The @code_typed macro however does allow for showing the process of type-inference before and after further optimization passes.

@code_typed optimize=false Run(5.0)
CodeInfo(
1  %1 = value::Float64
        (output = %1)::Float64
   %3 = output::Float64
        (output = Main.unsafe_trunc(Main.Int64, %3))::Int64
   %5 = output::Int64
└──      return %5
) => Int64

and

@code_typed optimize=true Run(5.0)
CodeInfo(
1  %1 = Base.fptosi(Int64, value)::Int64
└──      return %1
) => Int64

The unoptimized part looks very similar to the lowered AST (makes a lot of sense), but one thing is different; that now that it has resolved the types; Julia has actually factored in the explicit type change within the lowered syntax. However, we actually can look at how it does this using the function:

Base.code_ircode(Run, [Float64], optimize_until=x)

With x = 1,

1-element Vector{Any}: 
2 1  %1 = _2::#UNDEF                                                       
          (_3 = %1)::#UNDEF                                                
3    %3 = _3::#UNDEF                                                       
          (_3 = Main.unsafe_trunc(Main.Int64, %3))::#UNDEF                 
4    %5 = _3::#UNDEF                                                       
  └──      return %5::#UNDEF                                                
   => Int64

The IR is compacted at the first stage. Types have not been determined yet, but variables are interpreted as SSA (static single assignment form), where each variable here is only being assigned only once. Combined with stripping variable names, this allows for the type assignment to no longer even matter:

At x = 2,

1-element Vector{Any}: 
2 1  %1 = _2::Float64                                                      
     %2 = %1::Float64                                                      
3    %3 = %2::Float64                                                      
     %4 = Main.unsafe_trunc(Main.Int64, %3)::Int64                         
4    %5 = %4::Int64                                                        
  └──      return %5                                                        
   => Int64

This now allows per SSA line, the type deduction without acknowledging the type instability at all.
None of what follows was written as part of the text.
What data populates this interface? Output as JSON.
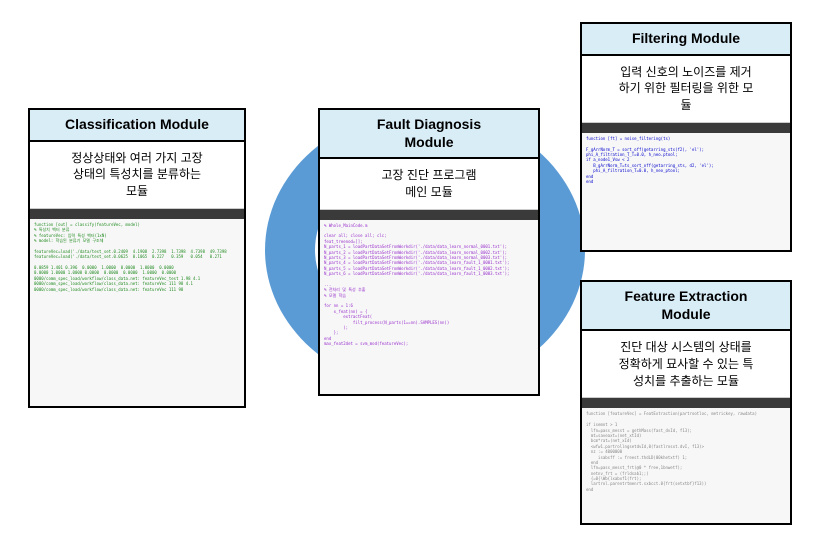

This does not mean that type instability strictly speaking cannot hinder performance, and that concrete typing isn’t imperative for well-maintainable, guaranteed performant code.
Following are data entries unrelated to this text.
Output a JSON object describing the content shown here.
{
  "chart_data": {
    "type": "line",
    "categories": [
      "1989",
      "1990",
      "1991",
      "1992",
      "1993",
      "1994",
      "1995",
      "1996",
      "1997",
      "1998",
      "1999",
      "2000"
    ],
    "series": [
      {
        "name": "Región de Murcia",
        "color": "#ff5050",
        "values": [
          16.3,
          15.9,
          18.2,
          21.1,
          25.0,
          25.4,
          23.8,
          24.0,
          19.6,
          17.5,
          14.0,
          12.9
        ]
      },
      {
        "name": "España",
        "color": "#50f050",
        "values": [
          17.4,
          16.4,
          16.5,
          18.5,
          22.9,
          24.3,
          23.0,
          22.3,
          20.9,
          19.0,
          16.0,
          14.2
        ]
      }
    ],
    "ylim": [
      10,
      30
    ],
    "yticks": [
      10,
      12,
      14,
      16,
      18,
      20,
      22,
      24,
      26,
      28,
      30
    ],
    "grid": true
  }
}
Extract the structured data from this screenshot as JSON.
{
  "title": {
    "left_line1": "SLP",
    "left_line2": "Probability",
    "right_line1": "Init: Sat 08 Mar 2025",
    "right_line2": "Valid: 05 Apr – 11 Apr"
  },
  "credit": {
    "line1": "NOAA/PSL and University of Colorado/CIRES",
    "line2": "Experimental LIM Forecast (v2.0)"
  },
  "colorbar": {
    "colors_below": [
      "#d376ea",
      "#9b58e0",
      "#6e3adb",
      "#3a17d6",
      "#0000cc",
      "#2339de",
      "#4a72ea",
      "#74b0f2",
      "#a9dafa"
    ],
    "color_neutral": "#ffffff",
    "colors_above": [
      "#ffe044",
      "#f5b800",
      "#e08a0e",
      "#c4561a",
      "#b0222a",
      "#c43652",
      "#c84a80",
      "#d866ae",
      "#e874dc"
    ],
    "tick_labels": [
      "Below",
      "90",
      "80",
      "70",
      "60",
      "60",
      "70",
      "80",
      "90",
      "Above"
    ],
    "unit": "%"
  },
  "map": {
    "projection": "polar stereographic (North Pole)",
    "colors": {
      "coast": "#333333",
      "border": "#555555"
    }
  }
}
Which is the reason for the @code_warntype macro:

@code_warntype Run(5.0)
MethodInstance for Run(::Float64)
  from Run(value) @ Main e:\Julia\Article Test\Main.jl:1
Arguments
  #self#::Core.Const(Main.Run)
  value::Float64
Locals
  output::Union{Float64, Int64}
Body::Int64
1  %1 = value::Float64
        (output = %1)
   %3 = output::Float64
        (output = Main.unsafe_trunc(Main.Int64, %3))
   %5 = output::Int64
└──      return %5

Julia was and had to be built as a dynamic language, its behavior is to get as close as it possibly can to static performance without sacrificing the ergonomic flexibility that dynamic typing can offer.

Abstraction

Julia; in spite of the roots of being (until fairly recently as of Julia 1.10) using FemtoLisp (a flavor of Scheme) in the language parsing process, operates with the most similarity to 2 discontinued languages: Dylan and Fortress.

There is hardly OOP to speak of: except with constructors; which also support polymorphism.